The structure has been modified and altered over the centuries, as would be expected for any building that has served so many different functions across so long a span of time. The alterations to windows, storefronts, and interior configurations have accumulated as successive tenants adapted the space to their needs. Despite these changes, the essential eighteenth-century character of the building remains legible, and it continues to read as distinctly older than the commercial environment around it.
Location and Access
The Old Corner Bookstore Building stands at the corner of Washington Street and School Street in Downtown Boston, within walking distance of other significant historic sites including King's Chapel, Old South Meeting House, and the broader Freedom Trail corridor. Its position along Washington Street, historically a major commercial artery, places it within easy reach of public transit and pedestrian traffic.
The building is accessible as an exterior landmark for those walking the Freedom Trail or exploring the historic core of downtown Boston. Its ground floor has housed retail and food service tenants in recent decades, though the character of these tenants has varied and public access to the interior depends on whatever commercial operation is in residence at a given time.
Historical Significance
The Old Corner Bookstore Building represents a continuous thread connecting Boston's colonial origins to the present day. Built in 1718 and surviving through fires, urban renewal, commercial change, and shifting tastes in historic preservation, it offers a physical record of three centuries of the city's development. Its various lives — as an apothecary, a private home, a celebrated literary bookshop, a dairy lunch counter, a pizza shop, and a fast-food location — trace the arc of Boston's commercial and cultural history with unusual specificity.

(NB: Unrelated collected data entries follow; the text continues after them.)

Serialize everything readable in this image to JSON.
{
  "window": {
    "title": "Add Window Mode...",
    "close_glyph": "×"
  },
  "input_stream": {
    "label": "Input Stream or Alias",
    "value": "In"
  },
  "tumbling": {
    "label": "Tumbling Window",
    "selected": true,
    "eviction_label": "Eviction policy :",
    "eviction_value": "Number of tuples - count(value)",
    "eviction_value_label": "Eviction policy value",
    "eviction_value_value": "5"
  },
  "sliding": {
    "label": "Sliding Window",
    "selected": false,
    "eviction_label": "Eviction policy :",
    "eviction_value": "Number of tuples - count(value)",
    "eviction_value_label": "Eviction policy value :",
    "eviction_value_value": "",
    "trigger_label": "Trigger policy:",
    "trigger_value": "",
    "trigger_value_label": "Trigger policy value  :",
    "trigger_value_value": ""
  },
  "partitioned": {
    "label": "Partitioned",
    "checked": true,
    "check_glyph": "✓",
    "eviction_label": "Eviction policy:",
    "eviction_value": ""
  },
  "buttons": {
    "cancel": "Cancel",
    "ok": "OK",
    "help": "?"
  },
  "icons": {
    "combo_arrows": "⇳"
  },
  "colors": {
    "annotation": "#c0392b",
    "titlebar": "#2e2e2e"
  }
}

The building's name, derived from only one phase of its long history, speaks to the power of a particular era to define a structure's legacy in the public mind. Long after the bookstore closed, the name stuck, and with it came a set of associations and expectations that subsequent tenants and owners have had to navigate. That dynamic — between a building's current use and its historical identity — continues to animate discussions about the structure's future role in the city.
The fact that the building still stands, after more than three centuries, is itself a form of significance. Boston has lost many structures of comparable age to fire, development pressure, and neglect. That this particular building survived, through a combination of construction quality, preservation advocacy, and something approaching civic affection, marks it as an enduring presence in the landscape of Downtown Boston.